Выбрать главу

Фрунзе перевел свой полевой штаб в Самарканд. Становилось все яснее, что столкновение назревает, что оно неотвратимо.

Эмир был снова предупрежден, что в Случае казни Тугаева и других революционеров он будет нести прямую ответственность.

23 августа на станции Самарканд два красноармейца явились к командующему с экстренным донесением. Их ввели в вагон. Они вручили Фрунзе пакет. Михаил Васильевич нахмурился, встал с места. Работники штаба насторожились.

— Тугаев и другие заключенные с ним товарищи казнены эмиром, — медленно, раздельно произнес Фрунзе. — В Чарджуе, в Катта-Кургане, в Карши восстание-

События развертывались быстро. В ночь па 25 августа Карши и Старый Чарджуй были заняты восставшими. Знамя эмира было сброшено в жаркую августовскую пыль и растоптано ногами дехкан. Красное знамя восстания взвилось над городками Базар-сакар, Керки, Хатырчи…

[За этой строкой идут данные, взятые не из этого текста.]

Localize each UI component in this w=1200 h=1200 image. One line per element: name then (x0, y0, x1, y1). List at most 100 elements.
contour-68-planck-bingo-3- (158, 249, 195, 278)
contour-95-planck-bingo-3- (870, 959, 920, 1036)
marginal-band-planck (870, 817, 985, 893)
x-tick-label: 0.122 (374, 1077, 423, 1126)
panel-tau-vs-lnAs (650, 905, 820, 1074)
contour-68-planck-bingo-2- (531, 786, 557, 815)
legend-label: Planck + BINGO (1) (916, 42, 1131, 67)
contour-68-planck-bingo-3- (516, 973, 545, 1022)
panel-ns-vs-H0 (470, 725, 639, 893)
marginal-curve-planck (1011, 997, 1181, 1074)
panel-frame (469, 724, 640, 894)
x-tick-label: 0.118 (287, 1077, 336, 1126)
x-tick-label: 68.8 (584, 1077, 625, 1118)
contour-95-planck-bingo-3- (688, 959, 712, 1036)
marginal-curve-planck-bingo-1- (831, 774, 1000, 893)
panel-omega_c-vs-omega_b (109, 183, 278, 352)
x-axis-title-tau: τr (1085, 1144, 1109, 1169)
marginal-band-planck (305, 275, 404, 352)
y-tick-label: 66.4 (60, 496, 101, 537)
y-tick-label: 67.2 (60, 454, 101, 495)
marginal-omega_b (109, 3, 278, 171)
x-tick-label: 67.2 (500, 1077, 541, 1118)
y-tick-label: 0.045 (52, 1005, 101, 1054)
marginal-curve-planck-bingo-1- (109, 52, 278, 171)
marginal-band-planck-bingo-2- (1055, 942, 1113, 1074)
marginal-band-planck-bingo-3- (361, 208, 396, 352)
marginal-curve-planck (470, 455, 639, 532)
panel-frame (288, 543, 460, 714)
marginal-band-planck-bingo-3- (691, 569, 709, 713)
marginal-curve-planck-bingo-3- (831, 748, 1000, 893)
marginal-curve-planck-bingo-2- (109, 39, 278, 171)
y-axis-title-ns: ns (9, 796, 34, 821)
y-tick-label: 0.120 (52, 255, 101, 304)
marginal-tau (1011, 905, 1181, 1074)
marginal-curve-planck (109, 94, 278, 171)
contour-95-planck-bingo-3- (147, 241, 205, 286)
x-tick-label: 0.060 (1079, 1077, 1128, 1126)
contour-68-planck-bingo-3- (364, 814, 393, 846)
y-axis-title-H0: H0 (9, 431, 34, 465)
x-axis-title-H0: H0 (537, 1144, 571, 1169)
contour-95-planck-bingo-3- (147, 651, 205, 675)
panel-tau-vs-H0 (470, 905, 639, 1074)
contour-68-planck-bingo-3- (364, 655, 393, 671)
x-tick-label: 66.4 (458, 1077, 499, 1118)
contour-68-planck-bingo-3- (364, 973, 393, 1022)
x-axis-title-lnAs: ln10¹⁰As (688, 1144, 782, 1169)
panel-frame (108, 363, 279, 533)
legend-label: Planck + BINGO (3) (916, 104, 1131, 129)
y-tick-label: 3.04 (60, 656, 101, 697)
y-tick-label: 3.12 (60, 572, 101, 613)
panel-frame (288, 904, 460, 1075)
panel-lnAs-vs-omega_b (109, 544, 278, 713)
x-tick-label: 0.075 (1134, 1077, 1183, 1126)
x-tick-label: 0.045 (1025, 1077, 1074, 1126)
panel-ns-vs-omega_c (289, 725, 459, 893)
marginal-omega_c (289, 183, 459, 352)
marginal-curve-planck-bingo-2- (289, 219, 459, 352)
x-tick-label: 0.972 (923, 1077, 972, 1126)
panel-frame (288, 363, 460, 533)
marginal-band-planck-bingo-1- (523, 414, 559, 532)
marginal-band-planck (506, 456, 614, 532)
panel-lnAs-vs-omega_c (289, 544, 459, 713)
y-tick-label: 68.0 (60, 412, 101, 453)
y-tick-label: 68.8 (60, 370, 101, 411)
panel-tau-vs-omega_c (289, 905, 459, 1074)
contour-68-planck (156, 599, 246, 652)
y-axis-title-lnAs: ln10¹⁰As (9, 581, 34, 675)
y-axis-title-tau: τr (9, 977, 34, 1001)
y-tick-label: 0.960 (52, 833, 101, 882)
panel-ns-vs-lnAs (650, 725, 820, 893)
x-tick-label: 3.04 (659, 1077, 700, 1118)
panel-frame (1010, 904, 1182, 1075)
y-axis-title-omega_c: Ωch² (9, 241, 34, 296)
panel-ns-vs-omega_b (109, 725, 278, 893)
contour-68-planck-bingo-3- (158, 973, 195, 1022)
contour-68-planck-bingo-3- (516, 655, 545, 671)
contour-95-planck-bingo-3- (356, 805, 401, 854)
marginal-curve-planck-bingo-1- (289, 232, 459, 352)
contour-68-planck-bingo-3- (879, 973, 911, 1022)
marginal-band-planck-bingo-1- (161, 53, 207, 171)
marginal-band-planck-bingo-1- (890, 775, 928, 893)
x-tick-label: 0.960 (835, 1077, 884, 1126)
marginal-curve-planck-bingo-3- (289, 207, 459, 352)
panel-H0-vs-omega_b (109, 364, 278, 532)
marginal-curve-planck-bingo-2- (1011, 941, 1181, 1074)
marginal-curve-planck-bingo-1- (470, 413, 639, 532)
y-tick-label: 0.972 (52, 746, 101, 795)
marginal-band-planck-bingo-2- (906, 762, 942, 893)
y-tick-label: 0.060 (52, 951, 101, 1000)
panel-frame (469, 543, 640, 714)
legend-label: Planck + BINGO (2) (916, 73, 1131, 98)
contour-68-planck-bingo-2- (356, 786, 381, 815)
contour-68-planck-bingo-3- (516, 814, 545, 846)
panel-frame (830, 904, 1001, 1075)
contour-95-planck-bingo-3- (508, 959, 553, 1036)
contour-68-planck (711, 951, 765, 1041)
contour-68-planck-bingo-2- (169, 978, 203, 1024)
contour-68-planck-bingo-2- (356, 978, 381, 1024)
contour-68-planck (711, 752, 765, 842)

Беки, верные эмиру, — гузарский, китабский, шахризябский, зиаэдинский — двинули свою конницу к Самарканду, намереваясь обходным движением отрезать Самарканд от Ташкента и взять войска Фрунзе в кольцо.

28 августа 1920 года Фрунзе подписал приказ войскам Туркестанского фронта: «В ряде местностей Бухары вспыхнуло революционное движение. Настал час решительной схватки подавленных и порабощенных трудящихся масс Бухары с кровожадным правительством эмира и беков. Полки нарождающейся бухарской Красной Армии двинулись на помощь родному народу. Красные полки рабоче-крестьянской России обязаны стать подле них. Приказываю всей нашей вооруженной мощью прийти на помощь бухарскому народу в этот час решения…

Вперед, за интересы трудящихся Бухары и России!..»

Четыре колонны войск Красной Армии — Чарджуйская, Каганская, Катта-Курганская и Самаркандская — двинулись на помощь бухарскому народу, чтобы поддержать его в борьбе против тирании эмира.

10 тысяч войск Красной Армии против 50 тысяч войск Сеид-Алима — таково было соотношение сил в численном выражении, но совершенно иным было оно в смысле моральном: Красная Армия, как всегда, знала, за что она борется!

Укрепления Старой Бухары были внушительны. Весь город окружала массивная глиняная стена, высотой более десяти метров и толщиной до пяти метров. Даже артиллерийские снаряды среднего калибра могли только долбить эту стену, не причиняя ей большого ущерба. Головоломный переплет узких, как ущелья, переулков таился за этими древними стенами. Ворваться за городскую стену еще далеко не означало овладеть столицей эмира. В центре города высилась многобашенная цитадель «Арка» — эмирский оплот с высокими и толстыми кирпичными стенами.

С тридцатиметровой башни Манар-и-Калян — «Минарет смерти» — эмиру и его военным советникам как на ладони видна была вся широко раскинувшаяся столица и окружавший ее далеко во все стороны лабиринт дувалов, арыков, кривых узких тропок, дворов, садов…

Утром 29 августа 1920 года с крепостной стены города грянул первый пушечный залп. Батареями управлял сам военный министр эмира, тупчи-баши. А команду «огонь» эмир лично подал с наблюдательной башни, высившейся над крепостью.

Кусая мясистые губы и нервно вскидывая бинокль к глазам, эмир вглядывался в рвы, сады и мазары, окружавшие притихший, насторожившийся город.

Цепи штурмующих, сопровождаемые полевой артиллерией, продолжали грозно надвигаться. Случилось именно то, чего давно опасался эмир. Он оказывался осажденным в собственной своей столице.

Разведка сообщила эмиру о непрерывном и упорном движении красных бойцов, несмотря на энергичный обстрел с крепостных стен.

— Две колонны движутся к Каршинским и Каракульским воротам, ваше высочество… — докладывал тупчи-баши.

Наступление обеих ударных колонн со станции Каган началось в шесть часов утра.

— Как можно скорее постарайтесь запереть эмира в городе, чтобы отрезать ему путь в Зеравшанскую пойму, — особо указывал Фрунзе штабу штурмовой группы. — Там, вокруг Вабкента— и тугаи, и рощи, и сады, и кишлаки, там драться будет во всех отношениях невыгодно. Стену громите артиллерией.

Труден оказался путь ударных колонн. С каждой минутой становилось все жарче. Солнце поднималось к зениту. Нужно было как можно скорее преодолеть двадцать километров, отделявшие Каган от стен Бухары. А эти двадцать километров по трудности были равны добрым сорока.

Красноармейцы были сильно утомлены наступлением по изрезанной арыками, перегороженной дувалами, садами и кладбищами местности.